DocumentationBlog

Streaming protocol

Apibara defines a streaming protocol that nodes implement to communicate with each other.

A node is a process that streams data from one or more input streams to produce one output stream. It communicates with the application to transform and combine input messages into new outputs messages. The node handles storing messages and streaming them to other nodes that request them.

An application is a process that, for each input message received, produces zero or more output messages. Applications can be implemented in any programming language, in that case they communicate with the node through the gRPC application protocol. Applications can also be implemented in Rust and run as a task inside the node.

The diagram belows shows that an Apibara node is comprised of a core component that handles streaming connections and storage, and the application (implemented with one of the provided SDKs) that transforms messages.

ā€Ž
^ +-------------------+ ^
| | | |
| | Application | | Apibara SDK
| | | |
| +-------------------+ v
| +-------------------+ ^
| | | |
Apibara Node | | Storage | |
| | | |
| +-------------------+ | Apibara Core
| | | |
| | Streaming | |
| | | |
v +-------------------+ v

Streaming data#

In this section we provide an high-level overview of the data streaming through the protocol. The next section contains the lower-level details that are useful for developers that want to contribute a new SDK.

There are two types of messages in the protocol. Data: messages carry new information, for example a new chain block. The streaming protocol is agnostic over the data carried by Data messages, clients should use the reflection service to get the Protobuf definition of the data from each input node.

message Data {
uint64 sequence = 1;
google.protobuf.Any data = 2;
}

Invalidate messages invalidate all messages after the specified message.

message Invalidate {
uint64 sequence = 1;
}

At the core of the protocol is the concept of sequence number:

  • The first message in the stream must be a Data message with sequence 0.
  • Subsequent Data messages must have sequence number immediately following the preceding Data message (message 2 must be followed by message 3, and so on).
  • Invalidate messages reset the stream state.

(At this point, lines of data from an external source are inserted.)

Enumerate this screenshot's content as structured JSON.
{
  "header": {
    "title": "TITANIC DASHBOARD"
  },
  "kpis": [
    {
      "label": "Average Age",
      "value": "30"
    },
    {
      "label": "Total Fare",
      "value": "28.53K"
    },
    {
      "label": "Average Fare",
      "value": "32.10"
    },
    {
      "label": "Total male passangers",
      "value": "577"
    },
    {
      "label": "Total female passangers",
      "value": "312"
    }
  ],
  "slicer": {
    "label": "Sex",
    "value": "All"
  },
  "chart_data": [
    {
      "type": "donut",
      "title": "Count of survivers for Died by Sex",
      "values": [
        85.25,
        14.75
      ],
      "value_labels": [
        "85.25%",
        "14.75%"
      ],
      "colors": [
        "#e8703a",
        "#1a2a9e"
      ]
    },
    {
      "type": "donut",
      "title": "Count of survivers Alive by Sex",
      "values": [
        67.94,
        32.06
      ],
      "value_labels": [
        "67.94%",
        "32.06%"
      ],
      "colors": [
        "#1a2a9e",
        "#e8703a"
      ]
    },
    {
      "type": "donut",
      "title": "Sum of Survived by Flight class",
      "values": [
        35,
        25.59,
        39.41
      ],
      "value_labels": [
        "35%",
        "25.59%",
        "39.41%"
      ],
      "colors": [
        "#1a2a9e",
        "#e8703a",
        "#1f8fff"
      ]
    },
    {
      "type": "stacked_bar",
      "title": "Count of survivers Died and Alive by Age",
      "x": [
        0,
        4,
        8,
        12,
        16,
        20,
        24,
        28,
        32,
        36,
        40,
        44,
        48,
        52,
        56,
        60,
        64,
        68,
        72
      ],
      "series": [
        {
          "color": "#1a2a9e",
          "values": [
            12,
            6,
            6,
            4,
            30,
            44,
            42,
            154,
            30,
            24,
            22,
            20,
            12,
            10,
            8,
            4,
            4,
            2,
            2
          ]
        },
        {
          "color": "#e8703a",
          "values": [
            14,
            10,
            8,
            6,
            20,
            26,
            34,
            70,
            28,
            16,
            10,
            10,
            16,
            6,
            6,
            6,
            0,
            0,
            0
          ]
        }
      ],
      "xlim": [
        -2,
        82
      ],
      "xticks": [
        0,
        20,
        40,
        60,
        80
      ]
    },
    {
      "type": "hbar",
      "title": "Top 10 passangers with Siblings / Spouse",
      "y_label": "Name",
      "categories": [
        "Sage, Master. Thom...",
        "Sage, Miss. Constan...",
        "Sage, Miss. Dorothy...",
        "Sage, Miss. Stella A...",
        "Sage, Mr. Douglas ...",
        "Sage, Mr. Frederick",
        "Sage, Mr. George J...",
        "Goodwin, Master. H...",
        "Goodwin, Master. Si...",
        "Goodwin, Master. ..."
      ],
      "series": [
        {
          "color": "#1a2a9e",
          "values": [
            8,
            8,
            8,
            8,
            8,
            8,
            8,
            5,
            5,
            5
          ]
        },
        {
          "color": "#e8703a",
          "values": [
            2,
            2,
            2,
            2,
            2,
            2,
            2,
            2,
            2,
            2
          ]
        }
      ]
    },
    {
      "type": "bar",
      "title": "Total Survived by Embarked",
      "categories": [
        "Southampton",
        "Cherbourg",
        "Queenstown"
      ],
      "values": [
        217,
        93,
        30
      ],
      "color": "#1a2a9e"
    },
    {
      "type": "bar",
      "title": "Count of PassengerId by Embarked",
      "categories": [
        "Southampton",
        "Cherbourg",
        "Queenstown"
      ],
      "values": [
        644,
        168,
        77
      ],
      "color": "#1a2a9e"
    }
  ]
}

The next Data message must have the same sequence number as the Invalidate message.

If any input stream breaks any of these rules, the node must stop indexing and report the error to the node operator.

The protocol in detail#

A node implementing the Apibara streaming protocol must implement the following services:

  • apibara.node.v1alpha1.Node: the node protocol, more information about it below,
  • grpc.reflection.v1alpha.ServerReflection: gRPC reflection is used to improve developers experience by providing a standard way to access the stream type. Nodes are required to implement it.

The apibara.node.v1alpha1.Node service is defined as:

service Node {
rpc Status(StatusRequest) returns (StatusResponse);
rpc Connect(ConnectRequest) returns (stream ConnectResponse);
}

Status method#

The status method is used to retrieve information about the node syncing status. The request and response type are:

message StatusRequest {
}
message StatusResponse {
oneof message {
SyncingStatus syncing = 1;
SyncedStatus synced = 2;
NotStartedStatus not_started = 3;
}
}

The StatusRequest message is intentionally empty, future versions of the protocol can add fields to it.

The StatusResponse message must contain one of three distinct messages, depending on the node's sync status.

SyncingStatus

The node is not fully-synced yet, data should not be considered "live". The message also contains the syncing status of each individual node's input stream.

// Node is syncing with their sources.
message SyncingStatus {
// The latest sequence number.
uint64 sequence = 1;
// The syncing status of each input.
repeated InputSyncingStatus inputs = 2;
}
// Syncing status of the node's input.
message InputSyncingStatus {
// Latest sequence number.
uint64 head = 1;
// Latest indexed sequenced number.
uint64 indexed = 2;
}

SyncedStatus

The node is fully synced, data streamed from the node is "live".

// Node is fully synced.
message SyncedStatus {
// The latest sequence number.
uint64 sequence = 1;
}

NotStartedStatus

The node has not started syncing yet. This message is usually returned in the few seconds after starting the node for the first time.

// Node didn't start syncing.
message NotStartedStatus {
}

Connect method#

The connect method is used to start streaming messages out of the node.

The ConnectRequest message specifies from which sequence number to start streaming data.

message ConnectRequest {
uint64 starting_sequence = 1;
}

Each of the ConnectResponse messages contain one of the two message types (Data or Invalidate) described at the beginning of this page.

message ConnectResponse {
oneof message {
Invalidate invalidate = 1;
Data data = 2;
}
}

The stream will run indefinitely, until the client disconnects from it.

Source nodes#

Source nodes are nodes that produce messages by ingesting external sources, for example blockchain data.

The job of a source node is to efficiently ingest blockchain data and pre-process it so that it can be streamed by other nodes.

Source nodes are not limited to web3 data, they can ingest web2 (or off-chain) data as well. For example, developers can implement a source nodes that transform HTTP POST requests into stream messages. This pattern is extremely useful when building applications that combine web3 and web2 data, nodes can safely replay HTTP requests on new deployments.